Lenses are the most used things in optical devices like microscopes and telescopes. Bi-convex and bi-concave lenses are the most popular ones in use among school labs. Lenses use the phenomenon of refraction of light to form images.
The geometric centre of a lens is called its optic centre. The line passing through the optic centre and perpendicular to the plane of the lens is the principal axis. A light ray incident on a lens, after refraction appears to emanate from the principal focus in the case of a concave lens and passes through the focus in the case of a convex lens. The diameter of the lens gives the measure of its aperture.
If a light ray parallel to the principal axis passing through the lens passes (for a convex lens) or appears to pass (for a concave lens) through the focus, it is called second principal focus. If the light ray passing through the focus (for a convex lens) or directed towards the focus (for a concave lens) after refraction through the lens passes parallel to the principal axis, the focus is the first principal focus.
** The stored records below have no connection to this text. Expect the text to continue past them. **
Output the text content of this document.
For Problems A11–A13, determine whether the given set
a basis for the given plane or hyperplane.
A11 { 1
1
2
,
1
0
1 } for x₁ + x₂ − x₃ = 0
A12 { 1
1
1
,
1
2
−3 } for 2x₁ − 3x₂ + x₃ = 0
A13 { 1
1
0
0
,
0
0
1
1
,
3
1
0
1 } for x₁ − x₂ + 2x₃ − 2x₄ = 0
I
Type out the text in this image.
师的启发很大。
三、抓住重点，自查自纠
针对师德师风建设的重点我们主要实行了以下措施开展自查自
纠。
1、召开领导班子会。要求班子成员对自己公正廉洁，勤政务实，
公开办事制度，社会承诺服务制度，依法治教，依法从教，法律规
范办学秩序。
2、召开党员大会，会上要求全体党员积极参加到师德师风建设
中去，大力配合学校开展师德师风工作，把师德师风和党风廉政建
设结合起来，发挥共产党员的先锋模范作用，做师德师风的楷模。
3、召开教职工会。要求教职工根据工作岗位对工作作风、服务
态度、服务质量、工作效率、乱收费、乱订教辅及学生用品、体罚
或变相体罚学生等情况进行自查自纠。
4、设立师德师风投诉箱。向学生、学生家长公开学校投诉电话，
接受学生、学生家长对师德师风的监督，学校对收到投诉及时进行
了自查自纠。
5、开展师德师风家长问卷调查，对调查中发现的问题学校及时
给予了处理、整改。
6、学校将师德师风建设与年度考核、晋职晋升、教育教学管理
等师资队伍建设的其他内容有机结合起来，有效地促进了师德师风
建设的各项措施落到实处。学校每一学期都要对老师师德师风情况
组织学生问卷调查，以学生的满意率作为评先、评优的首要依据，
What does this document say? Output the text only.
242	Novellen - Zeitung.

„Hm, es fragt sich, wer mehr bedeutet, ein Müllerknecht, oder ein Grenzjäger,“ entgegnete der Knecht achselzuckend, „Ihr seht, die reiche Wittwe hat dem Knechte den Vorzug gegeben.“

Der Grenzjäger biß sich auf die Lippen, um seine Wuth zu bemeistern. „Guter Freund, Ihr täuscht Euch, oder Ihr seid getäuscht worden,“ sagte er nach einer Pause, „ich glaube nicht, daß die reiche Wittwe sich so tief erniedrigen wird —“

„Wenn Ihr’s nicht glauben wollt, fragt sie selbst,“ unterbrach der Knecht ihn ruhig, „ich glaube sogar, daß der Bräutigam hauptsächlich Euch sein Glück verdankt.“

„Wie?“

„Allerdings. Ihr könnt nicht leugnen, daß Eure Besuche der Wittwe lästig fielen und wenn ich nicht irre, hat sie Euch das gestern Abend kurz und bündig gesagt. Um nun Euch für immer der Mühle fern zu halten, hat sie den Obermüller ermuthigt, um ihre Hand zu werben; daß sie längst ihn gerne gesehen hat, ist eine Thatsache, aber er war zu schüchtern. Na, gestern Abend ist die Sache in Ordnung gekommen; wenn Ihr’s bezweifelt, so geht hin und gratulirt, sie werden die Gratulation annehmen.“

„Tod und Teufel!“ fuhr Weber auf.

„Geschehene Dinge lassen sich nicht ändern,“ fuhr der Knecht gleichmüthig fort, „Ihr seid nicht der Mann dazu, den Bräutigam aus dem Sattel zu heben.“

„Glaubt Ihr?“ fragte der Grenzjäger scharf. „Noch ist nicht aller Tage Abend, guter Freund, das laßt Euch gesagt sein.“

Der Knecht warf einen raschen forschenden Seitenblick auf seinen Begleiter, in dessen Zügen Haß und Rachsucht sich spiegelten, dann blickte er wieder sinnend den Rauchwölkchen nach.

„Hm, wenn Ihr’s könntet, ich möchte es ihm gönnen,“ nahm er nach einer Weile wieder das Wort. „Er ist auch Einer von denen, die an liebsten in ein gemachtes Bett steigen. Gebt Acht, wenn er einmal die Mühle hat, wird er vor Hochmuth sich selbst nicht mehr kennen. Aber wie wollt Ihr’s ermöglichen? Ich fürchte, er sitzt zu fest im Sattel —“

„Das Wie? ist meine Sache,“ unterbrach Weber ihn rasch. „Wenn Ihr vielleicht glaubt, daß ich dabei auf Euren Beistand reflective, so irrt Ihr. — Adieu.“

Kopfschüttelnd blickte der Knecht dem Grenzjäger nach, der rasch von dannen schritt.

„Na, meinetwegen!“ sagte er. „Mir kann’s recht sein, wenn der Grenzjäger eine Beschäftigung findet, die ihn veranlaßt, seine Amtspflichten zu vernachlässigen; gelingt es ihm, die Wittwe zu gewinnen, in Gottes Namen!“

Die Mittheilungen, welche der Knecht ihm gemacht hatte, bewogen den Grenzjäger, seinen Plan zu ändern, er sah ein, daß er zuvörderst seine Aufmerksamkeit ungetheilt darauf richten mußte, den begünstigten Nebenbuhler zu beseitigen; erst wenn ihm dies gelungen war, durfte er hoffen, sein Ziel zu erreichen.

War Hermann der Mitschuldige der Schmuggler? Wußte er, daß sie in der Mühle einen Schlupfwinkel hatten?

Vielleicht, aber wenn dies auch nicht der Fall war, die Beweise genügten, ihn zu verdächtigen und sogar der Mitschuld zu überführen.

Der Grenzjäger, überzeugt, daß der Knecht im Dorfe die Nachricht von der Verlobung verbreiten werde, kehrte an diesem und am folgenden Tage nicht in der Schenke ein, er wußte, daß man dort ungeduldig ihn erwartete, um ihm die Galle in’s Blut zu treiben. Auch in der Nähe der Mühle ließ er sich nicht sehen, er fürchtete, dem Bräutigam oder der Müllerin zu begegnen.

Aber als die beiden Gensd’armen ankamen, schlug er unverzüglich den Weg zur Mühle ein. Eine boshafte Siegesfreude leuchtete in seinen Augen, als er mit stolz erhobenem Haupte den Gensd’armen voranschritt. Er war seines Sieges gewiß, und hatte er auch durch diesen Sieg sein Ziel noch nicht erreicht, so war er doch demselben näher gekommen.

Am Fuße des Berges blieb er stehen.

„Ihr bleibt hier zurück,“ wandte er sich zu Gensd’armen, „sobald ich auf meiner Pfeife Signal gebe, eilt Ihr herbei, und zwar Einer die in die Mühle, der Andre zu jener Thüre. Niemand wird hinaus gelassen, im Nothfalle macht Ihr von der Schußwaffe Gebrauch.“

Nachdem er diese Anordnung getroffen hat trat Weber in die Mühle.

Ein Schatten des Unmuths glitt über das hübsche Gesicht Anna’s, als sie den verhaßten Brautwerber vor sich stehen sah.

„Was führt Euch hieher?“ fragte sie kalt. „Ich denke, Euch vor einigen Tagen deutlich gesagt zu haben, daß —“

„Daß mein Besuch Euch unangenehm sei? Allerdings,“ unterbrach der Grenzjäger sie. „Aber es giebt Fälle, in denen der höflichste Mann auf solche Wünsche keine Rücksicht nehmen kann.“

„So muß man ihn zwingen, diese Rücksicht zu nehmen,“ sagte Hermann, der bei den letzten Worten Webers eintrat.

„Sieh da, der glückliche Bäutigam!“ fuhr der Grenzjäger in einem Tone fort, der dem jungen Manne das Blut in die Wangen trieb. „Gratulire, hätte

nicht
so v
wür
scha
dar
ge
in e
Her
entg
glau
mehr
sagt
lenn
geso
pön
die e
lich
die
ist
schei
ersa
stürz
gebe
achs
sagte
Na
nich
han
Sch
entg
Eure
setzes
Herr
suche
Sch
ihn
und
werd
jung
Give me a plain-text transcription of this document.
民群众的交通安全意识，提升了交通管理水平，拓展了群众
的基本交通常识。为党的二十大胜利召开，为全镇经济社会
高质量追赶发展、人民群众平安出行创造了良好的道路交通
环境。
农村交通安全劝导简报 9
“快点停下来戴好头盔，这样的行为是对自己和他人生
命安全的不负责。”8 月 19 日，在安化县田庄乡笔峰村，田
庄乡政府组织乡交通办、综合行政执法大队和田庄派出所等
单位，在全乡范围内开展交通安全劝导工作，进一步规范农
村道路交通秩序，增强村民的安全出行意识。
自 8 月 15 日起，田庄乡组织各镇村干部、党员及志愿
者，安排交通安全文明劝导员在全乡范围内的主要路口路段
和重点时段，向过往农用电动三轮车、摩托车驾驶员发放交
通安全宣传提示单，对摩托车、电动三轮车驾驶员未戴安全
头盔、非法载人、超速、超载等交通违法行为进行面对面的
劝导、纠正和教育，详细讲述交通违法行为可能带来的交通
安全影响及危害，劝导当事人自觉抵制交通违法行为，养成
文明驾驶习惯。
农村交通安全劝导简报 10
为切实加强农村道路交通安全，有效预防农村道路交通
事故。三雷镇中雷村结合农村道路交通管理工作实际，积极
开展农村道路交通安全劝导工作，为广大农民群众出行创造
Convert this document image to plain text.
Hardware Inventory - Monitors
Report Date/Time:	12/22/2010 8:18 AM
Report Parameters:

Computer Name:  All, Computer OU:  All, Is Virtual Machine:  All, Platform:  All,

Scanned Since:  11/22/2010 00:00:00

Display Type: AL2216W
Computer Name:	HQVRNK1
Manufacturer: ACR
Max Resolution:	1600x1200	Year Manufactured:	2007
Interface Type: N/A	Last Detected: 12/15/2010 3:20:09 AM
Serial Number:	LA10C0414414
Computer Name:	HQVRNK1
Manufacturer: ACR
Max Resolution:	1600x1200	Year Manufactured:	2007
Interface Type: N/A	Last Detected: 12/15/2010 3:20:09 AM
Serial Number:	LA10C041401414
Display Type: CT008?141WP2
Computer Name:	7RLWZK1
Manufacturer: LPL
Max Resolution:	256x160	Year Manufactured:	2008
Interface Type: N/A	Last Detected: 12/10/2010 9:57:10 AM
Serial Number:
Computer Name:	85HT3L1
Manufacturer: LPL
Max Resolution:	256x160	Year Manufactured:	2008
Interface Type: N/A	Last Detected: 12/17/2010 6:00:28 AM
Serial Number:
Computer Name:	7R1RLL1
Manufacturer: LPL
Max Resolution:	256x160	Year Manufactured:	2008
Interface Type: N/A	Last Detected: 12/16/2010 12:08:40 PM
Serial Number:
Concave lens diverge the light incident on it. Hence, called the diverging lens. Due to this these lenses always form diminished, virtual and erect images irrespective of the position of the object in front of them. Thus, the magnification produced by these lenses is always less than one.
Convex lenses converge the light and hence are called the converging lenses. You can observe the magnified image of your palm when the lens is placed close to your palm. This is due the position of the object between the focus and the optic centre. As the object moves away from the lens, the size of its image reduces along with its distance from the lens. Convex lenses form erect, virtual, magnified images or inverted, real, diminished/magnified images depending on the position of the object.
The distance from the principal focus to the optic centre of the lens is the focal length of the lens.
The relation between the focal length (f), object distance (u) and the image distance (v) is given by 1/f = 1/v - 1/u.
All the distances are measured from the optic centre. If we measure the distances in the direction of the incident light, then they are taken positive and else they are taken negative. These constitute the sign conventions.